Bülent Arınç bir yıl önce katıldığı bir programdaki sözleri yeniden gündem olunca sosyal medya üzerinden konuşmasına yönelik açıklama yaptı. Arınç, “Programın yayınlandığı dönemde gündem olmayan bu ifadelerin bugün kasıtlı olarak kamuoyuna yeniden servis edilmesi manidardır. Ne kimseyi suçlama ne de kimseyi aklama çabası içerisindeyim" dedi.

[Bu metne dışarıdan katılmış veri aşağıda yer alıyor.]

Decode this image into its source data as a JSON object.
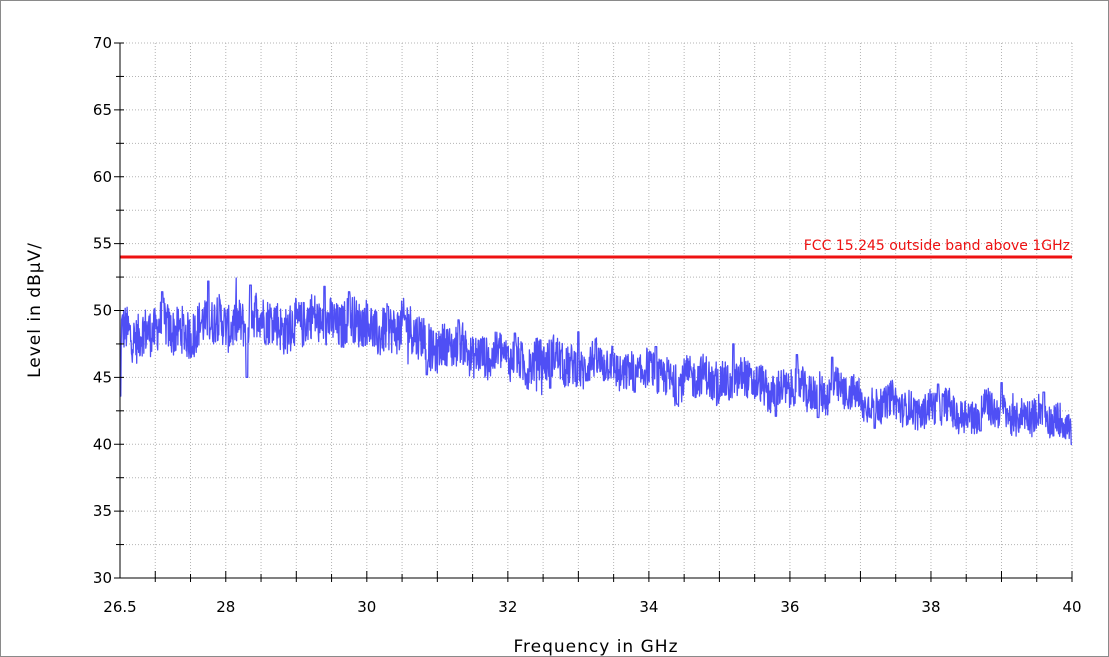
{
  "colors": {
    "trace": "#4f4ff5",
    "limit": "#ee1111",
    "grid": "#b4b4b4",
    "axis": "#000000",
    "border": "#8a8a8a"
  },
  "chart_data": {
    "type": "line",
    "xlabel": "Frequency in GHz",
    "ylabel": "Level in dBµV/",
    "xlim": [
      26.5,
      40
    ],
    "ylim": [
      30,
      70
    ],
    "x_ticks": [
      "26.5",
      "28",
      "30",
      "32",
      "34",
      "36",
      "38",
      "40"
    ],
    "y_ticks": [
      "30",
      "35",
      "40",
      "45",
      "50",
      "55",
      "60",
      "65",
      "70"
    ],
    "grid": true,
    "limit_line": {
      "name": "FCC 15.245 outside band above 1GHz",
      "value": 54
    },
    "series": [
      {
        "style": "noisy",
        "x": [
          26.5,
          27.0,
          27.5,
          28.0,
          28.5,
          29.0,
          29.5,
          30.0,
          30.5,
          30.75,
          31.0,
          31.5,
          32.0,
          32.5,
          33.0,
          33.5,
          34.0,
          34.5,
          35.0,
          35.5,
          36.0,
          36.5,
          37.0,
          37.5,
          38.0,
          38.5,
          39.0,
          39.5,
          40.0
        ],
        "mean": [
          48.3,
          48.5,
          48.6,
          49.1,
          49.3,
          48.9,
          49.3,
          48.8,
          48.6,
          48.3,
          47.2,
          47.0,
          46.3,
          46.2,
          46.0,
          45.8,
          45.2,
          44.8,
          44.8,
          44.5,
          44.0,
          44.1,
          43.4,
          42.8,
          42.6,
          42.4,
          42.4,
          42.1,
          41.8
        ],
        "spread": [
          1.8,
          1.8,
          1.8,
          1.8,
          1.8,
          1.8,
          1.8,
          1.8,
          1.8,
          1.8,
          1.6,
          1.6,
          1.6,
          1.6,
          1.6,
          1.5,
          1.5,
          1.5,
          1.5,
          1.5,
          1.5,
          1.5,
          1.3,
          1.3,
          1.3,
          1.3,
          1.3,
          1.3,
          1.3
        ],
        "peaks": [
          [
            27.1,
            51.4
          ],
          [
            27.75,
            52.2
          ],
          [
            28.35,
            51.9
          ],
          [
            29.4,
            51.8
          ],
          [
            29.75,
            51.4
          ],
          [
            30.3,
            50.3
          ],
          [
            31.3,
            49.3
          ],
          [
            32.1,
            48.3
          ],
          [
            33.0,
            48.4
          ],
          [
            34.1,
            47.3
          ],
          [
            35.2,
            47.5
          ],
          [
            36.1,
            46.7
          ],
          [
            36.6,
            46.5
          ],
          [
            37.2,
            44.8
          ],
          [
            38.1,
            44.5
          ],
          [
            39.0,
            44.6
          ],
          [
            39.6,
            43.9
          ]
        ],
        "dips": [
          [
            26.5,
            43.6
          ],
          [
            28.3,
            45.0
          ],
          [
            30.85,
            45.2
          ],
          [
            32.6,
            44.2
          ],
          [
            33.8,
            43.9
          ],
          [
            34.4,
            43.0
          ],
          [
            35.8,
            42.1
          ],
          [
            36.4,
            42.0
          ],
          [
            37.2,
            41.2
          ],
          [
            38.7,
            41.0
          ],
          [
            40.0,
            40.0
          ]
        ]
      }
    ]
  }
}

Eski Meclis Başkanı ve Cumhurbaşkanlığı Yüksek İstişare Kurulu'nun eski üyesi Bülent Arınç’ın bir yıl önce TV5’te katıldığı bir programda söylediği sözler, Cumhurbaşkanı Erdoğan’ın tutuklu iş insanı Osman Kavala’ya yönelik 'Sorosçu' ithamlarının ardından yeniden gündeme geldi.
Arınç o dönem katıldığı programda, “O zaman baş tacı ettiğimiz şu anda da bir yerlerde başı olan bir insanın ‘vay Sorosçu’ diyerek bir kısım insanların suçlanması yanlış. Kendimize bir saygımız olmalı” şeklinde konuşmuştu.
Sosyal medya ve bazı basın yayın kuruluşlarında Soros’un kurucusu olduğu Açık Toplum Enstitüsü ve TESEV ile ilgili kullandığım ifadelerin gündeme getirildiğini görüyorum.
— Bülent Arınç (@bulent_arinc) October 26, 2021
Programın yeniden gündeme gelmesiyle Arınç, sosyal medya hesabı üzerinden bir paylaşım yaptı. Programın bir yıl önce kaydedildiğini hatırlatan Arınç, açıklamasında sarf ettiği ifadelerin hiç kimseye cevap mahiyeti taşımadığını söyleyerek şunları aktardı:
"Bu ifadelerin bugün kasıtlı olarak kamuoyuna yeniden servis edilmesi manidardır"
“Programın yayınlandığı dönemde gündem olmayan bu ifadelerin bugün kasıtlı olarak kamuoyuna yeniden servis edilmesi manidardır. Ne kimseyi suçlama ne de kimseyi aklama çabası içerisindeyim. Sadece bir yaşanmışlığı aktardım. O programda da ifade ettiğim gibi iktidarımızın ilk döneminde TESEV’in yaptığı araştırmaları göz önünde bulundurur; temsilcileri ile görüşür, fikirlerini de muteber olarak değerlendirirdik. Nitekim Açık Toplum Enstitüsü’nün o dönemki Danışma Kurulu Başkanı Can Paker de programın ardından bana gönderdiği bir mesaj ile kendisi ve kurumu hakkında sarf ettiğim cümleleri onaylamış ve bana teşekkür etmiştir. Tüm bunlar bir kenara, bu konunun tek muhatabı ben değilim. O dönem ortaya koyduğumuz politikaların karar vericileri ve uygulayıcıları olarak tüm çalışma arkadaşlarım da bu durumun şahididir.”